Comment prescrire les antidépresseurs ?

photo bonin bernardPr Bernard BONIN
Psychiatre

La prévalence de la dépression est d'environ 15% sur la vie entière. 70% à 90% des patients qui souffrent d'un état dépressif sont suivis en médecine générale. Parmi les différentes thérapeutiques possibles, les antidépresseurs sont les plus utilisés.

Le contexte général apparaît actuellement complexe :
-Les campagnes d'information tant du public que des professions de santé insistent sur la reconnaissance de la dépression et l'importance d'un diagnostic précoce.
-Tous les programmes de formation soulignent la nécessité de considérer et de soulager la douleur morale de la dépression, au même titre que la douleur physique.
-Les conférences de santé s'intéressent à la prévention du suicide, rappelant que 11000 personnes décèdent par suicide chaque année en France et que 50 à 70% souffraient d'un état dépressif.
-Mais les enquêtes de santé publique rapportent des prescriptions trop importantes de psychotropes, en particulier des antidépresseurs, en Europe, et surtout en France : dans l'enquête de la CNAM de l'année 2000 le remboursement d'au moins un antidépresseur concernait 9,7% des personnes du régime général.
-Enfin plusieurs travaux ont évoqué une augmentation du risque de suicide liée aux antidépresseurs en particulier chez des patients adolescents.

D'une manière générale il apparaît que la prescription des antidépresseurs par les médecins généralistes est prudente, faisant référence aux protocoles de soins, aux conférences de consensus, aux bonnes pratiques cliniques. Cependant plusieurs enquêtes évoquent les difficultés rencontrées au quotidien pour le diagnostic et la prise de décision de traitement, le choix d'une molécule et surtout le suivi au long cours du traitement antidépresseur.

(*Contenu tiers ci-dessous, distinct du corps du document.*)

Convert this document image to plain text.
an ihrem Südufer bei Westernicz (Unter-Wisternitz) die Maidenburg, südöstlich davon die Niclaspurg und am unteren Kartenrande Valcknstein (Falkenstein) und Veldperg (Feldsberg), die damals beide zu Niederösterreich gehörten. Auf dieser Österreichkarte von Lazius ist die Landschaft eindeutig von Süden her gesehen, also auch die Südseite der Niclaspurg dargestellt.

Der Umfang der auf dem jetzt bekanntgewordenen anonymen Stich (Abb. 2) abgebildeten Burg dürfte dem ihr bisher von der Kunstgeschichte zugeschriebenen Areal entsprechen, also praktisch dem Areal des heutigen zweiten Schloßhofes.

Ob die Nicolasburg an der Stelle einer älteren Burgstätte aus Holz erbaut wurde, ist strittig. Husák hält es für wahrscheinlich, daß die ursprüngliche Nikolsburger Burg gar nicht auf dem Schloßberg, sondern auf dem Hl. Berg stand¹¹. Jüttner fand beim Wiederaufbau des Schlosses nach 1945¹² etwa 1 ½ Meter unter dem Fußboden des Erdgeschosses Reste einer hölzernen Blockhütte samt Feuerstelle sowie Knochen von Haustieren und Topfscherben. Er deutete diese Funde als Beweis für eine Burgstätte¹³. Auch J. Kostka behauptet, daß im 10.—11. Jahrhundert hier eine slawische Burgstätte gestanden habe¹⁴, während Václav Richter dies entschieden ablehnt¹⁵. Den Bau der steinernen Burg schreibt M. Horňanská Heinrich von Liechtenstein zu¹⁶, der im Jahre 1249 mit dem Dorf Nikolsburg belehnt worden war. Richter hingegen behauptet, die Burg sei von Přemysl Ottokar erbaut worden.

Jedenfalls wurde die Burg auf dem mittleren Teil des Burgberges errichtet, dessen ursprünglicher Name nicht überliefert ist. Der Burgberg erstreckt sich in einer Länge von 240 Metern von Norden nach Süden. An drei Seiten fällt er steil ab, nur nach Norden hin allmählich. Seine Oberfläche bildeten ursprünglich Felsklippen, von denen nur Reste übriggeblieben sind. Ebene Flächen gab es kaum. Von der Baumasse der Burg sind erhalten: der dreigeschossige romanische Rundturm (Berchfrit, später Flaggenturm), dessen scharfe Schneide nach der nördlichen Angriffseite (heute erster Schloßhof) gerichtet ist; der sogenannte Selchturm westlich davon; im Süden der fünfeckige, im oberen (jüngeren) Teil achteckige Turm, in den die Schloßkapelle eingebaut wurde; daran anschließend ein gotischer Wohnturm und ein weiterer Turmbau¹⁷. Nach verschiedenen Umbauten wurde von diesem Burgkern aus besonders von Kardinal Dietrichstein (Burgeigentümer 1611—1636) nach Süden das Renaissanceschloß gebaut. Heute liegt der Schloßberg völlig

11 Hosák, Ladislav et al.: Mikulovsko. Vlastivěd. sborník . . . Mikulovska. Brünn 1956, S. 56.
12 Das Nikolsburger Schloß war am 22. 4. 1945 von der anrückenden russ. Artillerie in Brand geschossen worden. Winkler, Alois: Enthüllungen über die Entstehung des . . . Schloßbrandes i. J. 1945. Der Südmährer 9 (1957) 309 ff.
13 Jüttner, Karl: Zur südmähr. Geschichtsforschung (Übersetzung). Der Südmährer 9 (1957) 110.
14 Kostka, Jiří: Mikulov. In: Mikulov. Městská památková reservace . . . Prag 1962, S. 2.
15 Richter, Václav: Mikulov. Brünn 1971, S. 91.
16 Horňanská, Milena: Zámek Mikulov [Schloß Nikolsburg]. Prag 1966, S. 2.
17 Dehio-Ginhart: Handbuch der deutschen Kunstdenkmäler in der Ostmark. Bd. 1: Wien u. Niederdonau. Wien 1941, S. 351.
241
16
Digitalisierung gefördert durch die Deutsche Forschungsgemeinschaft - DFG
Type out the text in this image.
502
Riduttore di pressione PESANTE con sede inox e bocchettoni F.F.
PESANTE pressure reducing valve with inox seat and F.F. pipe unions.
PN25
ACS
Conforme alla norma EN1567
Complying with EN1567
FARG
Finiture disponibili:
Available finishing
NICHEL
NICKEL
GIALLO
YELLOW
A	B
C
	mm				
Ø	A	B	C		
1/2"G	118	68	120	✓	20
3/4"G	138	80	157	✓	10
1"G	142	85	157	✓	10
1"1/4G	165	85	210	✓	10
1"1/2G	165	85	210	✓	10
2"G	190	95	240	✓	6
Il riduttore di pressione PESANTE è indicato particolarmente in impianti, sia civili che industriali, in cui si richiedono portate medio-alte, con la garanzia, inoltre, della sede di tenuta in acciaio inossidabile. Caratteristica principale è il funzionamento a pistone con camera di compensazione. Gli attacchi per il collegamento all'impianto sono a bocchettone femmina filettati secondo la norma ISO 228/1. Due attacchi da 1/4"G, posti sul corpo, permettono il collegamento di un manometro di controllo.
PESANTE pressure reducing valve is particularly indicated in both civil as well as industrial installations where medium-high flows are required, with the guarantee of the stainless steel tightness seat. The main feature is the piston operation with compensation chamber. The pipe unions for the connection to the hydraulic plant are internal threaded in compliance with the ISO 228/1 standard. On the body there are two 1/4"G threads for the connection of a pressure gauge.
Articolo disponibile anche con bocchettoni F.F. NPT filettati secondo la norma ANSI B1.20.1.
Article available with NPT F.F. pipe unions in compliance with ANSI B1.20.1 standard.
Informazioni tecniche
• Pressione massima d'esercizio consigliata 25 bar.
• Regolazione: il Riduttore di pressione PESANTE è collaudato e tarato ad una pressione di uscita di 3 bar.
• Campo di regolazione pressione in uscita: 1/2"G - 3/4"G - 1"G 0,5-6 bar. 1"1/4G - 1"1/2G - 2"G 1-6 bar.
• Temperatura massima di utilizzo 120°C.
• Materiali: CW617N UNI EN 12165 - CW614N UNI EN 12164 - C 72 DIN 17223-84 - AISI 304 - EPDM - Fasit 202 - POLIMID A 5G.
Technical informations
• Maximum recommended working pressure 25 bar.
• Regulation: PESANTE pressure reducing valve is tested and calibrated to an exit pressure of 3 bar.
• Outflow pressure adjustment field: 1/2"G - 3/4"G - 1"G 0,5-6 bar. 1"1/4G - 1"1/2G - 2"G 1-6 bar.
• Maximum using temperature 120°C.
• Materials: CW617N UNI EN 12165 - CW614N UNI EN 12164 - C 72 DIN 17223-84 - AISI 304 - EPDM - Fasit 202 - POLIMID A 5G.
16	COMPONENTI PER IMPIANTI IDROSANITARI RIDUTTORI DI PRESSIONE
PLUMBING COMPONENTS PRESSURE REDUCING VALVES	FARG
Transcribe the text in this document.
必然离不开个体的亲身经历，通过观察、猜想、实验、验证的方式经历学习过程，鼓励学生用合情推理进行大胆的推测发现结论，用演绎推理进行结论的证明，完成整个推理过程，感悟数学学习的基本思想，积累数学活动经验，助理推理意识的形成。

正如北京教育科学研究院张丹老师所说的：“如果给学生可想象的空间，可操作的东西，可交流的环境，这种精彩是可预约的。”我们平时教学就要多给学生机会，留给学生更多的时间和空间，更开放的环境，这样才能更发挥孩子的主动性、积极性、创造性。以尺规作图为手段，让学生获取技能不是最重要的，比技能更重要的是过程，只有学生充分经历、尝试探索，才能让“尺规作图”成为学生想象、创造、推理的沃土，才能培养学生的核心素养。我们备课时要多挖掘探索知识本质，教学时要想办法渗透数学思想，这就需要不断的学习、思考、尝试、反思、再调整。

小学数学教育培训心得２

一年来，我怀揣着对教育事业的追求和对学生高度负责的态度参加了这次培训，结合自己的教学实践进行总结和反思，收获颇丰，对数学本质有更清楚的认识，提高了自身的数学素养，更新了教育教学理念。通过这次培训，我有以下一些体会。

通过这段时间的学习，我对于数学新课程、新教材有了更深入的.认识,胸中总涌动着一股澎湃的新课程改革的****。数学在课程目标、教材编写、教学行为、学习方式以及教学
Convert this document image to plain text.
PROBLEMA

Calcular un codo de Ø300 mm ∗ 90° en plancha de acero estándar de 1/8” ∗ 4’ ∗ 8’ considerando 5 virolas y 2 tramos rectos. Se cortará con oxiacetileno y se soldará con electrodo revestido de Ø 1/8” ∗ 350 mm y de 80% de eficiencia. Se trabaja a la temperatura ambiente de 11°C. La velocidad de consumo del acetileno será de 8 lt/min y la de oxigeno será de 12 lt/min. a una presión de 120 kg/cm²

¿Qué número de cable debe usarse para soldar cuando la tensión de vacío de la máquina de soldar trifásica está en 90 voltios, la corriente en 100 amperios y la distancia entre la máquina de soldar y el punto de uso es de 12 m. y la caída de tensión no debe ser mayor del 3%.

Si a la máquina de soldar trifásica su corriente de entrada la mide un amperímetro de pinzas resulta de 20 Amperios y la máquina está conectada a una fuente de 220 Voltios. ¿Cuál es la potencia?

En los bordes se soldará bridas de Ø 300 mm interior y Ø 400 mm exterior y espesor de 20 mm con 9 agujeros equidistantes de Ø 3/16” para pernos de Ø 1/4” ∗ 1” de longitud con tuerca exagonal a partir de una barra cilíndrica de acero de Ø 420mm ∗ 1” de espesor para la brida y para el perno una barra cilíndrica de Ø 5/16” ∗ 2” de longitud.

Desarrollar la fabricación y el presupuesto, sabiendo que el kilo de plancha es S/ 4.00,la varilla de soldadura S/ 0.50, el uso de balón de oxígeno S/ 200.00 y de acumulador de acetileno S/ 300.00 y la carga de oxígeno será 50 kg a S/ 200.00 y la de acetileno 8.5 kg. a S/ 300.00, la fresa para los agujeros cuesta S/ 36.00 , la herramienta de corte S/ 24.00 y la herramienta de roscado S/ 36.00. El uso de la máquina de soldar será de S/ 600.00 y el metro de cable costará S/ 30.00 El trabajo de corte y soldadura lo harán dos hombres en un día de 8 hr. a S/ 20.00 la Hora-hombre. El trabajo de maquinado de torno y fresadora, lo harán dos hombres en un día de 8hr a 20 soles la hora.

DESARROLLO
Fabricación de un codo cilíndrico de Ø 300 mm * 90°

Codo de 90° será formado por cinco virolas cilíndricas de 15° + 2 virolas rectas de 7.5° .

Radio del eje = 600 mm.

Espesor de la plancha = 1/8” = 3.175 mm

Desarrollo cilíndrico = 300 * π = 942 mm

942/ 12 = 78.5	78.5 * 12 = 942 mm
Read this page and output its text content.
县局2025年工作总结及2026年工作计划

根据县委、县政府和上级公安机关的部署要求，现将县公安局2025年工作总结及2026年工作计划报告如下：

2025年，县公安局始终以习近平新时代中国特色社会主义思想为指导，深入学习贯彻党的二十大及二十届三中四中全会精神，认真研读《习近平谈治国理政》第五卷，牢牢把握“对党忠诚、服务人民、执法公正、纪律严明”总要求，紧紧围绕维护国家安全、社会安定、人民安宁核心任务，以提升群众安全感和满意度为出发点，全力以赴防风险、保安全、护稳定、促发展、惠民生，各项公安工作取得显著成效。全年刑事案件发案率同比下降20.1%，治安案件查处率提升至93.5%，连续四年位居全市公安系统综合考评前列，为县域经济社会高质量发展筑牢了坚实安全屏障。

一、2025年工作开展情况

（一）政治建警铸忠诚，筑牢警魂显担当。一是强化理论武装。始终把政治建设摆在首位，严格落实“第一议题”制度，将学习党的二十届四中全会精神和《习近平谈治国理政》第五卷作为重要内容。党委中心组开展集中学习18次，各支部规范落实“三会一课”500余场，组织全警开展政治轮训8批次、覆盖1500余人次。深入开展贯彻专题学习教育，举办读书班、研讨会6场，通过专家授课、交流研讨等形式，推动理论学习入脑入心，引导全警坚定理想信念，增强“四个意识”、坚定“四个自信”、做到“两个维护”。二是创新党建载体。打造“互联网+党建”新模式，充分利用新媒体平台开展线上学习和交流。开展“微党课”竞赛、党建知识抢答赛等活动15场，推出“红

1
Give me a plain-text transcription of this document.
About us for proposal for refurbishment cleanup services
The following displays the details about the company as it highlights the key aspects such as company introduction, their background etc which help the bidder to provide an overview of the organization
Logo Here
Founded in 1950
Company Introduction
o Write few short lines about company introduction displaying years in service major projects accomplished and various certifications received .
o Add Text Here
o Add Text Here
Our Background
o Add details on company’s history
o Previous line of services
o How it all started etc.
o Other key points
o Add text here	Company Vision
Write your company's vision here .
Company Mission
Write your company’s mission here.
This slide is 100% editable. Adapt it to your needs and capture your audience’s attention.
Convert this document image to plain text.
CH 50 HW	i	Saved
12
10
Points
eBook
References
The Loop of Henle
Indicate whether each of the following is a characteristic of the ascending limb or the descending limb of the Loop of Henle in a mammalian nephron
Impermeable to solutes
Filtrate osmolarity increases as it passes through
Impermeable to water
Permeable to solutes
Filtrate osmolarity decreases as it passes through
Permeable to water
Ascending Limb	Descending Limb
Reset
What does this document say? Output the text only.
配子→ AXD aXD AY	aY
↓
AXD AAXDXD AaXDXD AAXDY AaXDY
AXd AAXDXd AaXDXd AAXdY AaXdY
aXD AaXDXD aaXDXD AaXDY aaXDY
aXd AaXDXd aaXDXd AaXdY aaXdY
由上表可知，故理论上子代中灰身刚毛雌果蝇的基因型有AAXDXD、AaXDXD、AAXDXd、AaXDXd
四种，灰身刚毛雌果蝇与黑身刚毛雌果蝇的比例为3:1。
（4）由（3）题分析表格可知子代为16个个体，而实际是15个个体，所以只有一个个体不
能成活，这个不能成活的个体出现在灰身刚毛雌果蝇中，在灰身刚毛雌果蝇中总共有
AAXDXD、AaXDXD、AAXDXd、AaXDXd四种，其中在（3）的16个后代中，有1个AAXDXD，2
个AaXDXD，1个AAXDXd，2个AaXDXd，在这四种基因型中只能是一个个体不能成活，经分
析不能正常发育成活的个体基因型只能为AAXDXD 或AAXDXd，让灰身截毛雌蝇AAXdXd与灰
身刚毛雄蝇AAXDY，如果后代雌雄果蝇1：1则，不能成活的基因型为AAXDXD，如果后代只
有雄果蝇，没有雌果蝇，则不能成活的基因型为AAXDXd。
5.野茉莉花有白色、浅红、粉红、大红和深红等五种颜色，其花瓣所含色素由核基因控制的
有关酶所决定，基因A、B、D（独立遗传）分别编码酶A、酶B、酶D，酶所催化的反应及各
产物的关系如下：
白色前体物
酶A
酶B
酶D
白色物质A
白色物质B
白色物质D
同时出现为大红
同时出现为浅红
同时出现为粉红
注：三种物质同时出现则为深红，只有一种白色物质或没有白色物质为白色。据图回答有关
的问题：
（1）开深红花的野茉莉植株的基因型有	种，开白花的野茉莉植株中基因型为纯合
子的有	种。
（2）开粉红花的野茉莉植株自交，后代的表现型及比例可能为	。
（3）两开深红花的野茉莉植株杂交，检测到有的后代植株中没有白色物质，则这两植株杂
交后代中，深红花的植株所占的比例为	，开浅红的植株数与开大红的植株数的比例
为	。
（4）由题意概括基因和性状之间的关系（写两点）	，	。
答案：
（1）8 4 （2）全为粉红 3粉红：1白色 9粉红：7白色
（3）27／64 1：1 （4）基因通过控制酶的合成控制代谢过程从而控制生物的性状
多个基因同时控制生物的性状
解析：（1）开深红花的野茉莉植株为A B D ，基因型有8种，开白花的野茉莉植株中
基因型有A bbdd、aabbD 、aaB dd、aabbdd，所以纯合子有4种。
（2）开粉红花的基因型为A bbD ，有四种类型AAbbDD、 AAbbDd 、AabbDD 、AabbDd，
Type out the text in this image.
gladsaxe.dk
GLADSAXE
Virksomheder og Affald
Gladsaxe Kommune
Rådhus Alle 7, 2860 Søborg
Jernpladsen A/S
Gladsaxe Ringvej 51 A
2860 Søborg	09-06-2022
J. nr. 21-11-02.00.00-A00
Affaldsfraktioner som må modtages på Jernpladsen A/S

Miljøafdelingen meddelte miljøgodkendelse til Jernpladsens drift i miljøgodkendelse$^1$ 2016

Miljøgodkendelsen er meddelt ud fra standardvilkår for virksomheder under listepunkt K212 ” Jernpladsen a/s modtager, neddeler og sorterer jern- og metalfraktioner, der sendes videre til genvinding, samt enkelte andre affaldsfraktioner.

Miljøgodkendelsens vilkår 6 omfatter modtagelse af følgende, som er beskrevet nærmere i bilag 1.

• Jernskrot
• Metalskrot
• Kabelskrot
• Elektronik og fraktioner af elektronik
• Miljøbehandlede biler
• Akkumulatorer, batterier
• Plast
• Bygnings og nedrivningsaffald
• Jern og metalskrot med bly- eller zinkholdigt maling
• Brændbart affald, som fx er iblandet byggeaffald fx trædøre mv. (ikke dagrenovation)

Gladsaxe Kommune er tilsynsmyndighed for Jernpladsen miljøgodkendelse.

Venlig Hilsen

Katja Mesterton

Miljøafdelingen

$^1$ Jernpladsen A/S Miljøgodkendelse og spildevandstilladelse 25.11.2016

L'application de quelques règles simples permet de concilier, dans la pratique, le respect de différents facteurs de contrainte et la réelle maîtrise d'un traitement antidépresseur pour un suivi adapté.
*La prise de décision de traitement d'un état dépressif nécessite tout d'abord le diagnostic clinique précis d'une pathologie thymique caractérisée (état dépressif majeur) ; il faut donc absolument rechercher l'existence d'idées de suicide et si besoin discuter de l'urgence d'une hospitalisation.
*Le respect des indications et contre-indications des antidépresseurs s'appuie sur les Autorisations de Mise sur le Marché des différents antidépresseurs précisées dans le dictionnaire Vidal ; les indications en fonction de l'âge doivent être absolument respectées, un avis spécialisé est demandé pour l'enfant, l'adolescent, la personne âgée.
*C'est l'examen clinique qui guide le choix de l'antidépresseur en considérant les caractéristiques cliniques de l'état dépressif, le terrain somatique, les pathologies associées.
*Dès la première prescription, il convient d'expliquer la pathologie et les modalités d'application de la thérapeutique au patient, à sa famille.
*La posologie doit toujours être prescrite de manière progressive.
*S'il est classique d'associer en début de traitement un anxiolytique, un hypnotique, la monothérapie est cependant toujours conseillée pour la prescription d'un antidépresseur au long cours, ne serait-ce que pour améliorer l'observance. Il convient de prendre garde aux associations avec d'autres médicaments et à l'automédication (millepertuis/risque de syndrome sérotoninergique si association aux Inhibiteurs de Recapture de la Sérotonine).
*L'évolution clinique doit être suivie attentivement, tant au niveau de l'efficacité, avec l'aide objective éventuelle d'échelles de dépression, qu'au niveau des effets indésirables dont certains, moins connus, doivent être recherchés : akathisie, hyponatrémie...
*Le choix de l'antidépresseur, hormis une mauvaise tolérance, ne doit pas être remis en question avant au moins 2 à 3 semaines de prescription....avec prise effective.
*La résistance thérapeutique «à la chimiothérapie» est souvent à l'origine d'une demande de consultation spécialisée : aménagements médicamenteux et/ou association d'une approche psychothérapique spécifique....
*La durée du traitement est d'au moins 6 mois pour un premier état dépressif, d'un an pour un second état dépressif. Une durée suffisante de traitement apparaît essentielle pour réduire les risques tant de rechute que de récidive. Un traitement plus long à visée prophylactique est parfois indiqué.
*L'arrêt du traitement antidépresseur doit être très progressif avec une surveillance clinique attentive, à la recherche de symptômes de sevrage, mais surtout d'une possible reprise évolutive du trouble dépressif.
*La relation médecin-malade est primordiale dans le sens d'une alliance thérapeutique nécessaire pour ce suivi particulier, qui peut également faire appel à d'autres mesures d'accompagnement.